Tag Archives: genius

An Abundance of Genius

John Taylor Gatto was a teacher for nearly 30 years, including working with disadvantaged youth in urban New York City public schools. He was named New York City Teacher of the Year in 1989, 1990, and 1991, and New York State Teacher of the Year in 1991. That was the same year he wrote a letter announcing his retirement, titled “I Quit, I Think”, published in the op-ed pages of the Wall Street Journal. In the letter he wrote that he no longer wished to “hurt kids to make a living”. He has since gone to a second career as a writer, speaker and advocate for unschooling, and I have read several of his books and heard him speak twice.

Maybe from years of being a talented teacher and trying to shock his students out of their classroom stupor, he has developed a rhetoric that is studiously and calculatedly provocative, including this statement…
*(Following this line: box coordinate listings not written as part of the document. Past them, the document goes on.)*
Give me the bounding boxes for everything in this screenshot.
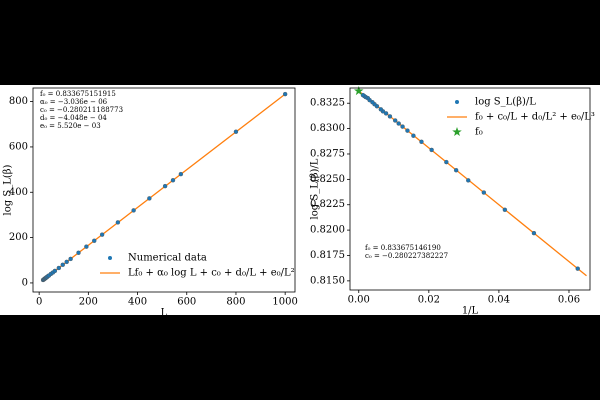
point — [444, 159, 449, 165]
point — [282, 91, 288, 97]
point — [92, 238, 97, 243]
legend-swatch — [455, 100, 459, 104]
annotation: f₀ = 0.833675146190 — [365, 244, 441, 252]
x-tick-label: 600 — [177, 297, 196, 308]
point — [387, 114, 393, 119]
point — [131, 208, 136, 213]
point — [360, 92, 366, 98]
annotation: c₀ = −0.280227382227 — [365, 252, 448, 260]
y-tick-label: 800 — [9, 96, 28, 107]
legend-swatch — [452, 127, 462, 137]
y-tick-label: 0.8275 — [310, 148, 345, 159]
y-tick-label: 0.8325 — [310, 98, 345, 109]
point — [405, 128, 410, 133]
point — [76, 250, 81, 255]
annotation: α₀ = −3.036e − 06 — [40, 98, 108, 106]
y-tick-label: 0.8150 — [310, 275, 345, 286]
legend-label: f₀ + c₀/L + d₀/L² + e₀/L³ — [475, 112, 595, 123]
point — [575, 266, 580, 271]
point — [429, 147, 434, 153]
y-axis-label: log S_L(β)/L — [310, 158, 321, 219]
x-tick-label: 0.02 — [418, 295, 440, 306]
annotation: f₀ = 0.833675151915 — [40, 90, 116, 98]
y-tick-label: 400 — [9, 187, 28, 198]
point — [531, 230, 537, 236]
x-tick-label: 200 — [79, 297, 98, 308]
legend-label: f₀ — [475, 127, 483, 138]
x-tick-label: 0.00 — [348, 295, 370, 306]
point — [453, 168, 459, 173]
x-axis-label: L — [161, 308, 168, 319]
annotation: d₀ = −4.048e − 04 — [40, 114, 107, 122]
point — [392, 118, 398, 123]
figure-area — [0, 85, 600, 315]
star-marker — [354, 86, 364, 96]
x-tick-label: 0 — [36, 297, 42, 308]
point — [56, 265, 62, 271]
y-tick-label: 0.8225 — [310, 199, 345, 210]
point — [411, 133, 416, 138]
y-tick-label: 0.8300 — [310, 123, 345, 134]
point — [99, 232, 105, 237]
point — [502, 207, 508, 213]
annotation: c₀ = −0.280211188773 — [40, 106, 123, 114]
y-tick-label: 0 — [22, 277, 28, 288]
point — [64, 259, 69, 265]
legend-swatch — [108, 256, 112, 260]
axes-frame — [32, 87, 296, 293]
x-tick-label: 800 — [226, 297, 245, 308]
axes-frame — [349, 87, 591, 291]
point — [147, 196, 152, 201]
y-tick-label: 0.8200 — [310, 225, 345, 236]
point — [233, 129, 239, 134]
point — [162, 183, 168, 189]
y-tick-label: 0.8175 — [310, 250, 345, 261]
point — [170, 178, 176, 183]
point — [466, 178, 471, 183]
point — [378, 107, 384, 112]
legend-label: Lf₀ + α₀ log L + c₀ + d₀/L + e₀/L² — [128, 268, 295, 279]
legend-label: log S_L(β)/L — [475, 97, 536, 108]
x-tick-label: 400 — [128, 297, 147, 308]
y-axis-label: log S_L(β) — [3, 164, 14, 215]
point — [84, 244, 89, 249]
point — [400, 124, 405, 129]
x-tick-label: 0.04 — [488, 295, 510, 306]
point — [115, 220, 121, 225]
point — [178, 171, 184, 177]
point — [383, 111, 389, 116]
y-tick-label: 600 — [9, 141, 28, 152]
x-tick-label: 1000 — [272, 297, 297, 308]
y-tick-label: 0.8250 — [310, 174, 345, 185]
x-axis-label: 1/L — [462, 306, 479, 317]
legend-label: Numerical data — [128, 253, 207, 264]
point — [396, 121, 401, 126]
point — [481, 190, 487, 195]
x-tick-label: 0.06 — [558, 295, 580, 306]
y-tick-label: 200 — [9, 232, 28, 243]
point — [60, 262, 65, 267]
point — [52, 268, 58, 274]
point — [68, 256, 73, 262]
point — [419, 139, 424, 144]
annotation: e₀ = 5.520e − 03 — [40, 122, 101, 130]
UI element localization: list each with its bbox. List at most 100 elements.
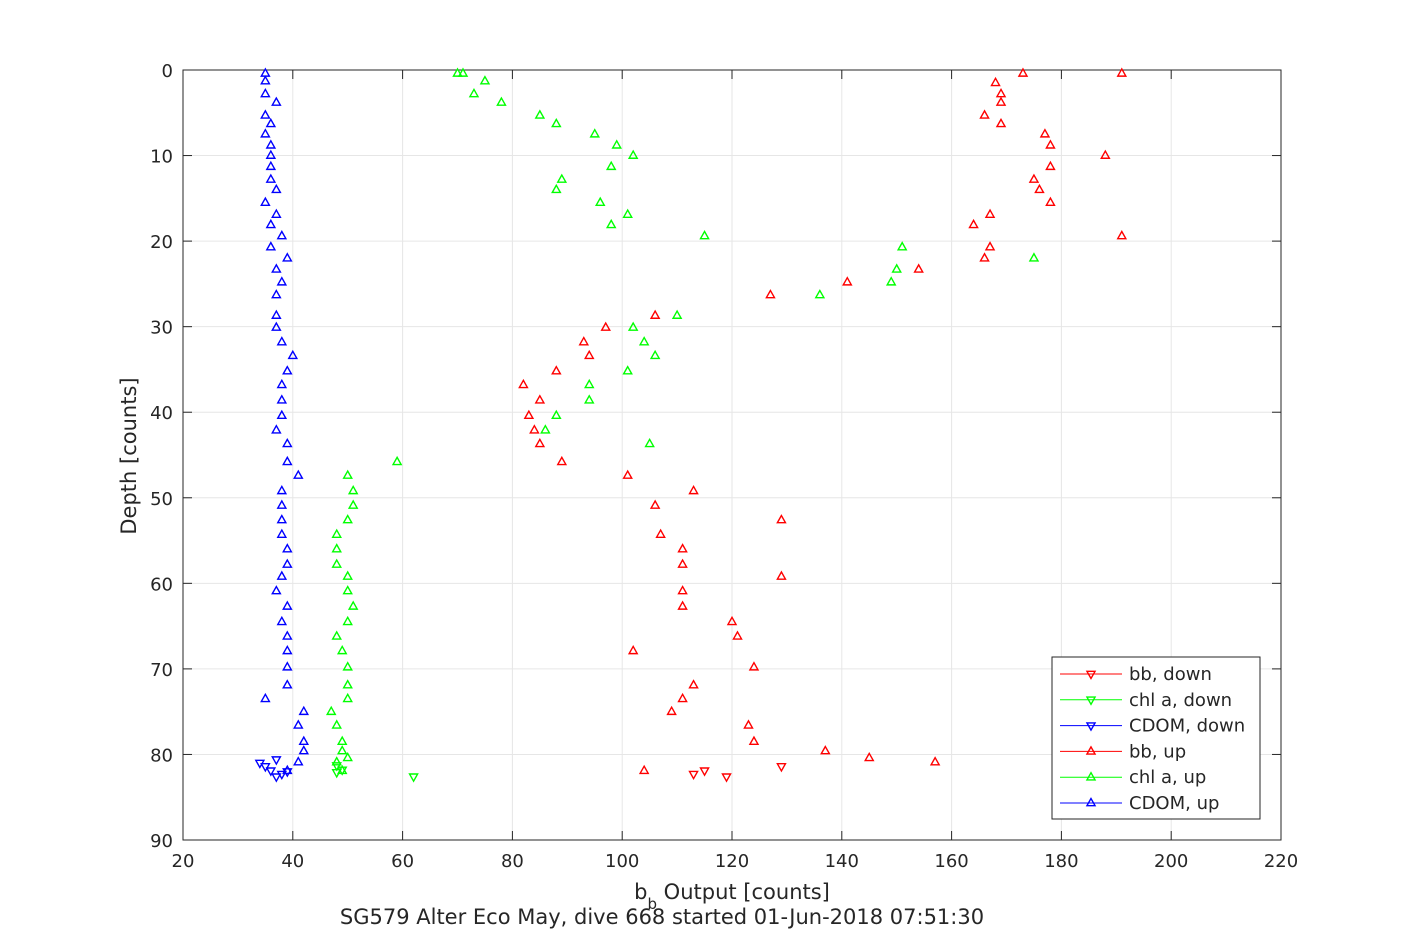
data-point-cdom-up [298, 705, 310, 716]
data-point-chl-a-up [885, 276, 897, 286]
data-point-cdom-up [260, 196, 271, 207]
y-tick-label: 10 [150, 147, 173, 168]
data-point-cdom-up [282, 455, 293, 466]
data-point-cdom-up [282, 679, 293, 689]
data-point-bb-up [551, 365, 562, 375]
data-point-cdom-up [260, 128, 271, 138]
y-tick-label: 20 [150, 232, 173, 253]
data-point-cdom-up [276, 528, 288, 538]
data-point-bb-down [776, 763, 787, 773]
data-point-bb-up [979, 252, 990, 262]
data-point-bb-up [622, 469, 633, 479]
data-point-chl-a-up [496, 96, 507, 106]
data-point-cdom-down [276, 770, 288, 781]
data-point-cdom-down [265, 767, 277, 777]
legend-box [1051, 656, 1261, 820]
data-point-bb-up [649, 499, 661, 509]
data-point-chl-a-up [452, 67, 463, 77]
plot-frame [182, 69, 1282, 841]
data-point-bb-up [776, 570, 787, 580]
data-point-chl-a-up [551, 409, 562, 420]
data-point-cdom-up [271, 289, 282, 299]
data-point-cdom-up [271, 424, 282, 434]
data-point-cdom-up [276, 514, 288, 524]
data-point-bb-up [688, 679, 699, 689]
x-tick-label: 180 [1044, 851, 1078, 872]
data-point-cdom-up [271, 263, 282, 273]
data-point-chl-a-up [342, 585, 353, 595]
data-point-cdom-up [260, 75, 271, 85]
data-point-chl-a-up [556, 173, 568, 183]
data-point-cdom-up [298, 735, 310, 746]
data-point-bb-up [534, 437, 546, 448]
data-point-bb-up [556, 455, 568, 466]
data-point-chl-a-up [891, 263, 902, 273]
data-point-bb-up [534, 394, 546, 404]
data-point-chl-a-up [342, 692, 353, 703]
data-point-chl-a-up [540, 424, 551, 434]
data-point-chl-a-up [589, 128, 600, 138]
data-point-chl-a-up [644, 437, 655, 448]
data-point-bb-up [688, 485, 699, 495]
data-point-cdom-up [287, 349, 299, 360]
chart-caption: SG579 Alter Eco May, dive 668 started 01… [340, 905, 984, 929]
data-point-cdom-up [276, 276, 288, 286]
data-point-bb-up [995, 117, 1007, 128]
data-point-bb-down [688, 770, 699, 781]
data-point-chl-a-up [584, 394, 595, 404]
data-point-bb-up [600, 321, 611, 331]
data-point-chl-a-up [342, 679, 353, 689]
x-tick-label: 140 [825, 851, 859, 872]
data-point-bb-up [913, 263, 924, 273]
x-tick-label: 20 [172, 851, 195, 872]
legend-label: bb, up [1129, 741, 1186, 762]
data-point-cdom-up [265, 173, 277, 183]
data-point-cdom-up [282, 437, 293, 448]
y-tick-label: 40 [150, 403, 173, 424]
data-point-cdom-up [282, 252, 293, 262]
data-point-bb-up [677, 543, 688, 553]
data-point-bb-up [820, 745, 831, 755]
data-point-chl-a-up [594, 196, 606, 207]
legend-marker [1085, 696, 1097, 706]
data-point-cdom-down [271, 773, 282, 783]
data-point-cdom-up [282, 600, 293, 610]
data-point-chl-a-up [468, 88, 480, 98]
data-point-cdom-up [271, 183, 282, 194]
legend-label: chl a, down [1129, 690, 1232, 711]
y-tick-label: 0 [162, 61, 173, 82]
x-tick-label: 100 [605, 851, 639, 872]
data-point-cdom-up [293, 756, 304, 766]
x-tick-label: 200 [1154, 851, 1188, 872]
legend-marker [1085, 797, 1097, 807]
data-point-chl-a-up [649, 349, 661, 360]
data-point-cdom-down [282, 768, 293, 778]
data-point-chl-a-up [479, 75, 491, 85]
data-point-chl-a-up [611, 139, 622, 149]
data-point-bb-up [984, 241, 996, 251]
data-point-chl-a-up [342, 751, 353, 762]
legend-label: bb, down [1129, 664, 1212, 685]
data-point-chl-a-up [342, 615, 353, 626]
data-point-bb-up [666, 705, 677, 716]
data-point-bb-up [1045, 139, 1056, 149]
data-markers [254, 67, 1128, 783]
data-point-bb-up [995, 96, 1007, 106]
data-point-chl-a-up [534, 109, 546, 119]
data-point-chl-a-up [457, 67, 469, 77]
x-tick-label: 60 [391, 851, 414, 872]
data-point-chl-a-up [347, 485, 359, 495]
legend-marker [1085, 722, 1097, 732]
data-point-bb-up [842, 276, 853, 286]
data-point-bb-up [929, 756, 941, 766]
data-point-bb-up [984, 208, 996, 218]
data-point-chl-a-up [342, 661, 353, 671]
data-point-cdom-up [271, 96, 282, 106]
x-axis-label: bb Output [counts] [634, 880, 830, 913]
data-point-chl-a-up [622, 208, 633, 218]
data-point-bb-up [765, 289, 776, 299]
y-axis-label: Depth [counts] [117, 377, 141, 534]
data-point-bb-up [677, 600, 688, 610]
data-point-cdom-up [282, 764, 293, 775]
I’ve come to believe that genius is an exceedingly common human quality, probably natural to most of us… I began to wonder, reluctantly, whether it was possible that being in school itself was what was dumbing them down. Was it possible I had been hired not to enlarge children’s power, but to diminish it? That seemed crazy on the face of it, but slowly I began to realize that the bells and the confinement, the crazy sequences, the age-segregation, the lack of privacy, the constant surveillance, and all the rest of national curriculum of schooling were designed exactly as if someone had set out to prevent children from learning how to think and act, to coax them into addiction and dependent behavior.